Kurtz gently explores the hypocrisy, gaffes, and self-righteousness behind Abrams’ Mediaite. As most media watchers and all readers of Abrams’ founder’s note know, he has a second budding business, something called Abrams Research, which hires journalists to help Fortune 1,000 firms solve their media problems. At the same time, Abrams will continue as chief legal analyst for NBC. Kurtz does a double take, then a triple take. The Abrams arrangements seem almost as bad to me as a newspaper publisher charging lobbyists big bucks to have dinner at her home so they can listen to off-the-record conversations between the publisher’s reporters and administration officials.

Abrams’ reaction to his critics? From the Kurtz piece: “It does seem I’m being held to a higher standard than anyone else in the history of the consulting world. That’s okay. … What some of the purists say is that if you’re engaged in journalism at all, you should not be able to work with business, ever.” [Ellipsis in the original.]

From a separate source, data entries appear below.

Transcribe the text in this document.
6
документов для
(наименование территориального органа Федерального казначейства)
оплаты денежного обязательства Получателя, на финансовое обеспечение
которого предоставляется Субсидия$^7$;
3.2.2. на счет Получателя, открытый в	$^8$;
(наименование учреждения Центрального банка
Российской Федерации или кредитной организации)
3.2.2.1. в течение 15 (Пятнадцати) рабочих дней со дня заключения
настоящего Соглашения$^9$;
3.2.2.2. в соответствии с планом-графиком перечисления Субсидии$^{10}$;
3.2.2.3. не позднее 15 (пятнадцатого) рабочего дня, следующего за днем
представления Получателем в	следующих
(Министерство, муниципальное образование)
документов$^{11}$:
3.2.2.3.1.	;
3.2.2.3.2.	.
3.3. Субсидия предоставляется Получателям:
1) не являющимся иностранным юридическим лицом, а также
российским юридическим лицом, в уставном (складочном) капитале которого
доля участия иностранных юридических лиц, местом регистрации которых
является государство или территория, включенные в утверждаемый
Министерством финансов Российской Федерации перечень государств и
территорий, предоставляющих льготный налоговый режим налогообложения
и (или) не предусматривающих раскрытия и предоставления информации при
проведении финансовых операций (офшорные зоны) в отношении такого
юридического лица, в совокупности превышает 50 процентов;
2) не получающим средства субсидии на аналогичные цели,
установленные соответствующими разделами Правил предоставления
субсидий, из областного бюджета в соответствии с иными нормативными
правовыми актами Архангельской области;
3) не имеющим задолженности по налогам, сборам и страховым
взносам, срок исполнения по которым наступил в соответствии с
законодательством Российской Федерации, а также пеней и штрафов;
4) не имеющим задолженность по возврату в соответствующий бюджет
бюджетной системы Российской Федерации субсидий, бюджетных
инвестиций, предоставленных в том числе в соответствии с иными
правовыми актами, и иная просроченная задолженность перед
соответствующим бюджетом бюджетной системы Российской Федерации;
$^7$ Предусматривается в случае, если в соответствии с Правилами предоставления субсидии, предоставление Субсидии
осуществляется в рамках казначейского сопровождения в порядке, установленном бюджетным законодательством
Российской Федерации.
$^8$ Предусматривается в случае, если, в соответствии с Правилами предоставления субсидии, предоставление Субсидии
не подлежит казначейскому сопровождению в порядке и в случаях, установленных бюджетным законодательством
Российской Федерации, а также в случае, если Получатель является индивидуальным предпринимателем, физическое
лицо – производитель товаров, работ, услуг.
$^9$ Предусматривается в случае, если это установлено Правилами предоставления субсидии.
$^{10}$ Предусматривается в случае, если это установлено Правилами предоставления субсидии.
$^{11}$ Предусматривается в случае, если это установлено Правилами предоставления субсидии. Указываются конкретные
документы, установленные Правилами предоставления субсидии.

No, Dan, what the purists are saying is pick your business and stick to it, or, if you can’t do that, build effective firewalls between your enterprises. If you insist on straddling both worlds, please prune your media garden of its most noxious conflict-of-interest weeds. 1) Make the Abrams Research client list public so readers could determine whether you’re pulling punches or delivering them in their favor. 2) If Mediaite is going to cover NBC, it should start an “NBC Watch” column to prove that your current employers aren’t getting a free ride. And 3) to demonstrate the editorial independence you’ve extended to your staff, let’s see Mediaite editors help make your vision come true by loudly spiking your column from time to time.